Was ein trauriger Zustand ist.

Im Moment, in dem ich schreibe, entwerfen Unternehmen aufwendige Embargos, die die Zeiten umreißen, zu denen du erste Eindrücke, Fotografien, Bewertungen und Vergleiche teilen kannst, und der Herr allein weiß, was sonst noch, wobei eine bestimmte Kommunikationsstrategie im Hinterkopf behalten wird. Diese Embargos werden unterschrieben.

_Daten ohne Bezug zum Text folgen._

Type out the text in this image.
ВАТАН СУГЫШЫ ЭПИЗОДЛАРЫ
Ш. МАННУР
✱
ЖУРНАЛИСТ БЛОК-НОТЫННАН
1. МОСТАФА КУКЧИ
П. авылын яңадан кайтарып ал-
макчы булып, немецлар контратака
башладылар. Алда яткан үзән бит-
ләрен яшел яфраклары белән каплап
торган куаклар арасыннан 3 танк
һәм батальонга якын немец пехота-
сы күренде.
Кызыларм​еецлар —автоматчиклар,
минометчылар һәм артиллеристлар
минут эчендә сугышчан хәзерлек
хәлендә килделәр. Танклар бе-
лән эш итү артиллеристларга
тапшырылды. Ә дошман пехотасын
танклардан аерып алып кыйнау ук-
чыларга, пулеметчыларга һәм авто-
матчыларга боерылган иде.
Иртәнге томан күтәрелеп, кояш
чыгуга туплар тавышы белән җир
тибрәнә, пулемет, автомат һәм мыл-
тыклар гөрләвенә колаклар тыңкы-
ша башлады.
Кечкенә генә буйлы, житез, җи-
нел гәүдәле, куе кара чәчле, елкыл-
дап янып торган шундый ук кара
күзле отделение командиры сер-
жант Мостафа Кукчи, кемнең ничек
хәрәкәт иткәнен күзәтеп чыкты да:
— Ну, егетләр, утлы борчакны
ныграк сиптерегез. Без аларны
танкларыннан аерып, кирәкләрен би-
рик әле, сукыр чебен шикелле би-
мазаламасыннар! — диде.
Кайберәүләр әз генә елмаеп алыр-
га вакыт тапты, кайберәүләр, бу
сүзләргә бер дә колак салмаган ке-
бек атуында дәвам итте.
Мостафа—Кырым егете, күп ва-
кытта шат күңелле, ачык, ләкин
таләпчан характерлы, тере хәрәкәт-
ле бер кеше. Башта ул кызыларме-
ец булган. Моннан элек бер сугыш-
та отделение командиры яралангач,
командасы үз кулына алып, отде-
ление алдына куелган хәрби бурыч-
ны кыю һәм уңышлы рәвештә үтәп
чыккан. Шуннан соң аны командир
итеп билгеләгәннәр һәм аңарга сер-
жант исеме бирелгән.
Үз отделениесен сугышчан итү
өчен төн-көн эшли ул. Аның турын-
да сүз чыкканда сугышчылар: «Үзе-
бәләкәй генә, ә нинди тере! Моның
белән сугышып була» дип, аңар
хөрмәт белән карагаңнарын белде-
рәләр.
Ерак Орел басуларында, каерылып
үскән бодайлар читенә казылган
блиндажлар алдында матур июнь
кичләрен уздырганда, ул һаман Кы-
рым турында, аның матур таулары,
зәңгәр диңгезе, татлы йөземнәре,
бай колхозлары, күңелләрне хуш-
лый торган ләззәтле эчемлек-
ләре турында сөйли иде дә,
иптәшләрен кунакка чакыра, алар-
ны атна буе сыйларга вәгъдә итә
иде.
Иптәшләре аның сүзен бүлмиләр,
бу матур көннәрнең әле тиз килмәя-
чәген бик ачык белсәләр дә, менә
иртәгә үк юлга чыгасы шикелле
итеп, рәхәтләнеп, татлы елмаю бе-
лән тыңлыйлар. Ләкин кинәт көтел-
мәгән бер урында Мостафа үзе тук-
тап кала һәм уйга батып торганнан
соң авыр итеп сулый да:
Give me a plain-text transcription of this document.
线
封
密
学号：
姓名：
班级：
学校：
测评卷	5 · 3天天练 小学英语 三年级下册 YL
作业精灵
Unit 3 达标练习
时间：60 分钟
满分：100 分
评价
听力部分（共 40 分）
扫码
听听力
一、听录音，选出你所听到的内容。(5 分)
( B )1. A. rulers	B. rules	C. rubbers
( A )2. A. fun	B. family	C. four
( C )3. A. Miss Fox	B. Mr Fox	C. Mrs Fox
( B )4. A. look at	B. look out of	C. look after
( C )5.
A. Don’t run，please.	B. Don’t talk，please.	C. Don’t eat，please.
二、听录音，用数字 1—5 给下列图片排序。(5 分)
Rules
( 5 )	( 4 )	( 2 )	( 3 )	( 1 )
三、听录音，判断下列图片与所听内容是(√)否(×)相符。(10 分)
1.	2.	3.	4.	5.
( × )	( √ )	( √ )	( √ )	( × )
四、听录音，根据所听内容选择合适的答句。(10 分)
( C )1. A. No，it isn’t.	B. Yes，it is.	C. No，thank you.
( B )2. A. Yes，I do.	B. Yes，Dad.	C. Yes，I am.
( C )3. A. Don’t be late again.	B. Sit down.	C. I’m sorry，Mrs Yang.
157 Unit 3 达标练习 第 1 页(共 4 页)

Und dann werden diese Embargos immer wieder verletzt. Die Strategie des Unternehmens wird durcheinandergebracht. Diejenigen, die das Embargo befolgen, verlieren Traffic. Und die, die ihre eigenen Unterschriften nicht respektieren, profitieren. Es ist fast wie ein System, das darauf ausgelegt ist, die Korrupten zu begünstigen.

Die Lösung? Ehrlich gesagt, der Ball liegt hier ganz klar im Feld der Marken. Ihr Zögern reduziert den Embargo-Brief auf ein Stück Papier, das keinerlei Glaubwürdigkeit und Autorität hat. Ja, es wird immer solche in den Medien geben, die sie respektieren, aus einem Gefühl der Ehre. Eine meiner geschätzten Erinnerungen ist die eines Technikautors, der sich weigerte, ein Embargo zu brechen, als andere es taten, und sagte:

Ich habe das verdammte Ding unterschrieben. Mein Name und meine Publikation stehen dort. Ich werde es nicht brechen. Wenn jemand anderes es tut, spiegelt das mehr auf ihn wider als auf mich. Sicher, Menschen brechen das Gesetz und kommen damit durch, das bedeutet nicht, dass das Gesetz abgeschafft werden sollte oder dass jeder ein Gesetzesbrecher werden sollte.

Mutige Worte, aber es ist nur eine Frage der Zeit, bis selbst die Geduld der Ehrenhaften erschöpft ist. Marken müssen mehr darauf achten, Embargos durchzusetzen, und weniger darauf, sie zu formulieren.